We would think that demand for oil during this period would also be high driving up the price point -but that is not the case. In fact, demand for oil during this period was very low as this historic data chart reveals. It started dropping in 2007 and hit a low in the summer of 2008 when the price of oil and gas were both at all time highs.


So how can we explain what was driving the price of oil up and thus the price of gas in July 2008? It turns out that one of the primary factors driving up the price of oil was the value of the dollars value against other currencies. In effect, because the value of the dollar was low oil suppliers wanted more dollars for the same units of oil thus driving up the price.


Many types of data that are typically used in time series analysis (think commodities, stock prices, long term weather forecasts…) are driven by complex factors that are often changing and may be non-stationary. The factors that drive a forecast today are not the same as what might be driving it tomorrow. This is what makes understanding what series need to be included in the mining models and what indirect factors drive them tricky.

If we take our oil example, many factors have driven the price around historically. These include: supply, demand, war, strikes, geopolitical tension (or lack of), weather… In some cases, the input factors are so complex and varied that the only way to predict future values is to use the historic time values as there is no way to determine all of the factors that move the data.
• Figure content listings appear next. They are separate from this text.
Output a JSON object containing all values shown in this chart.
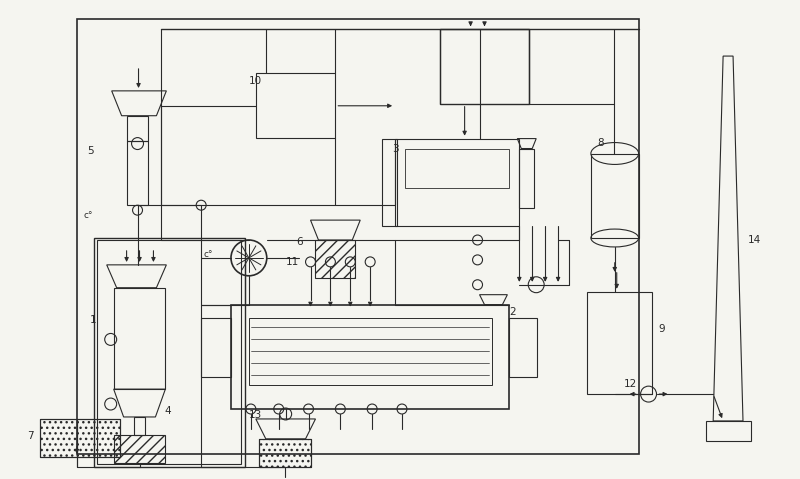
{
  "fig_width": 8.0,
  "fig_height": 4.79,
  "dpi": 100,
  "bg_color": "#f5f5f0",
  "line_color": "#2a2a2a",
  "lw": 0.8
}
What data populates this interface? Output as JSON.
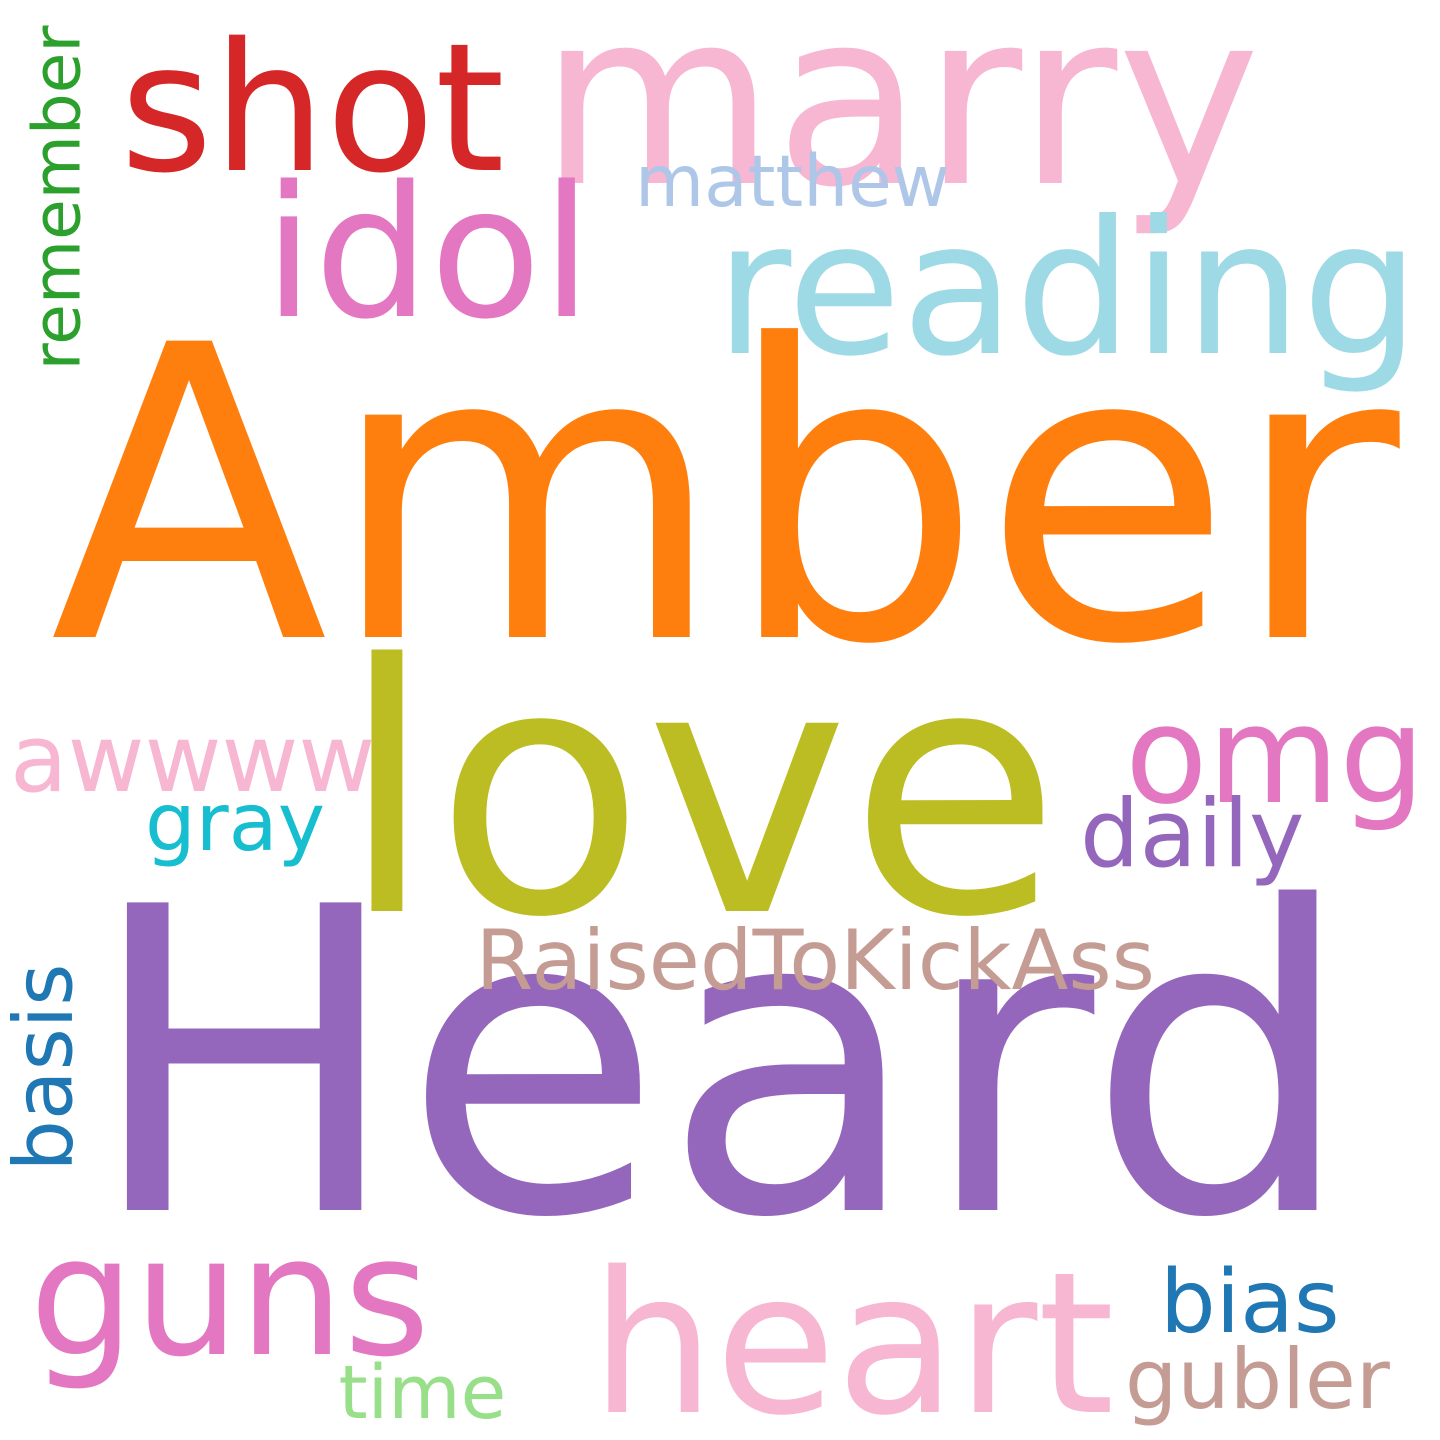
{
  "words": [
    {
      "text": "Amber",
      "color": "#ff7f0e"
    },
    {
      "text": "Heard",
      "color": "#9467bd"
    },
    {
      "text": "love",
      "color": "#bcbd22"
    },
    {
      "text": "marry",
      "color": "#f7b6d2"
    },
    {
      "text": "reading",
      "color": "#9edae5"
    },
    {
      "text": "shot",
      "color": "#d62728"
    },
    {
      "text": "idol",
      "color": "#e377c2"
    },
    {
      "text": "matthew",
      "color": "#aec7e8"
    },
    {
      "text": "remember",
      "color": "#2ca02c"
    },
    {
      "text": "omg",
      "color": "#e377c2"
    },
    {
      "text": "awwww",
      "color": "#f7b6d2"
    },
    {
      "text": "gray",
      "color": "#17becf"
    },
    {
      "text": "daily",
      "color": "#9467bd"
    },
    {
      "text": "RaisedToKickAss",
      "color": "#c49c94"
    },
    {
      "text": "basis",
      "color": "#1f77b4"
    },
    {
      "text": "guns",
      "color": "#e377c2"
    },
    {
      "text": "heart",
      "color": "#f7b6d2"
    },
    {
      "text": "bias",
      "color": "#1f77b4"
    },
    {
      "text": "gubler",
      "color": "#c49c94"
    },
    {
      "text": "time",
      "color": "#98df8a"
    }
  ]
}
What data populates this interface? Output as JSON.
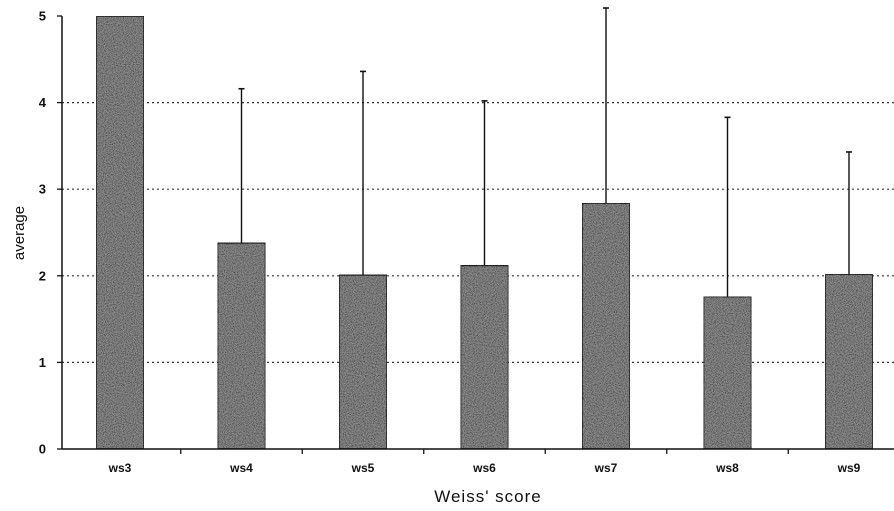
{
  "chart_data": {
    "type": "bar",
    "title": "",
    "xlabel": "Weiss' score",
    "ylabel": "average",
    "categories": [
      "ws3",
      "ws4",
      "ws5",
      "ws6",
      "ws7",
      "ws8",
      "ws9"
    ],
    "values": [
      5.0,
      2.38,
      2.01,
      2.12,
      2.84,
      1.76,
      2.02
    ],
    "error_upper": [
      5.0,
      4.16,
      4.36,
      4.02,
      5.1,
      3.83,
      3.43
    ],
    "ylim": [
      0,
      5
    ],
    "yticks": [
      0,
      1,
      2,
      3,
      4,
      5
    ],
    "grid": true,
    "legend": "none",
    "colors": {
      "bar_fill": "#8c8c8c",
      "bar_stroke": "#111111",
      "grid": "#333333",
      "axis": "#111111"
    }
  }
}
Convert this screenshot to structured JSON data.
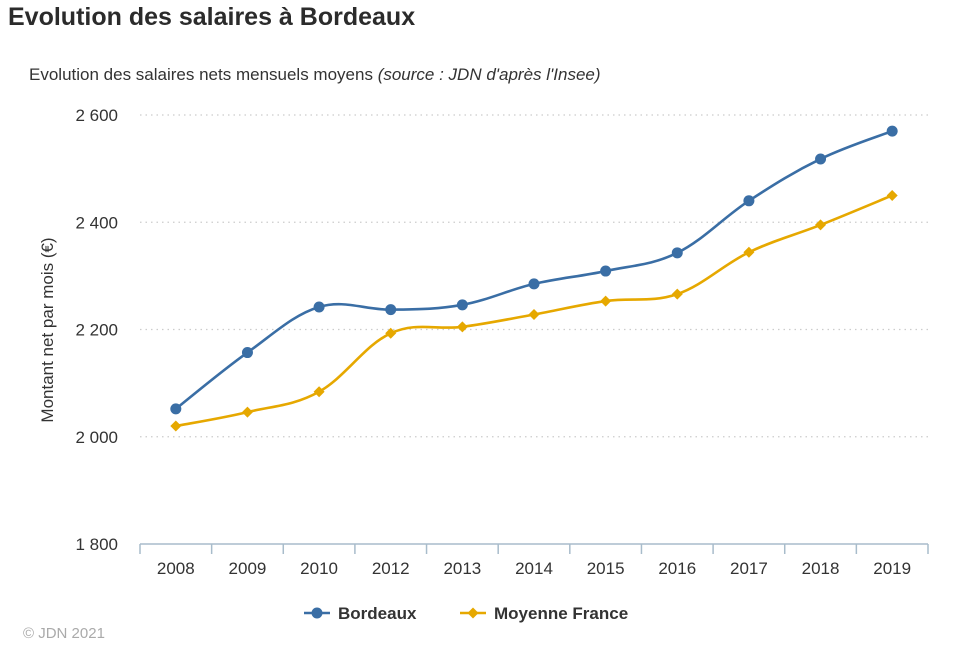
{
  "page": {
    "title": "Evolution des salaires à Bordeaux",
    "subtitle_main": "Evolution des salaires nets mensuels moyens ",
    "subtitle_source": "(source : JDN d'après l'Insee)",
    "copyright": "© JDN 2021"
  },
  "chart_data": {
    "type": "line",
    "title": "Evolution des salaires nets mensuels moyens",
    "subtitle": "(source : JDN d'après l'Insee)",
    "xlabel": "",
    "ylabel": "Montant net par mois (€)",
    "categories": [
      "2008",
      "2009",
      "2010",
      "2012",
      "2013",
      "2014",
      "2015",
      "2016",
      "2017",
      "2018",
      "2019"
    ],
    "ylim": [
      1800,
      2600
    ],
    "yticks": [
      1800,
      2000,
      2200,
      2400,
      2600
    ],
    "ytick_labels": [
      "1 800",
      "2 000",
      "2 200",
      "2 400",
      "2 600"
    ],
    "grid": "horizontal dotted",
    "legend_position": "bottom-center",
    "series": [
      {
        "name": "Bordeaux",
        "color": "#3a6ea5",
        "marker": "circle",
        "values": [
          2052,
          2157,
          2242,
          2237,
          2246,
          2285,
          2309,
          2343,
          2440,
          2518,
          2570
        ]
      },
      {
        "name": "Moyenne France",
        "color": "#e6a800",
        "marker": "diamond",
        "values": [
          2020,
          2046,
          2084,
          2193,
          2205,
          2228,
          2253,
          2266,
          2344,
          2395,
          2450
        ]
      }
    ]
  }
}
This is certainly true of the stock market as well.


In this blog, I have taken a simple example of time series analysis based on historic oil and gas prices to show how once we have developed our mining model we can potentially dive deeper to understand what factors are driving the forecasts, and ultimately provide better insight to the business. This is the essence of what BI should be about and is often overlooked by technicians who are overly occupied in the complexity of the tools they are using rather than how to use the results they generate to impact the organization.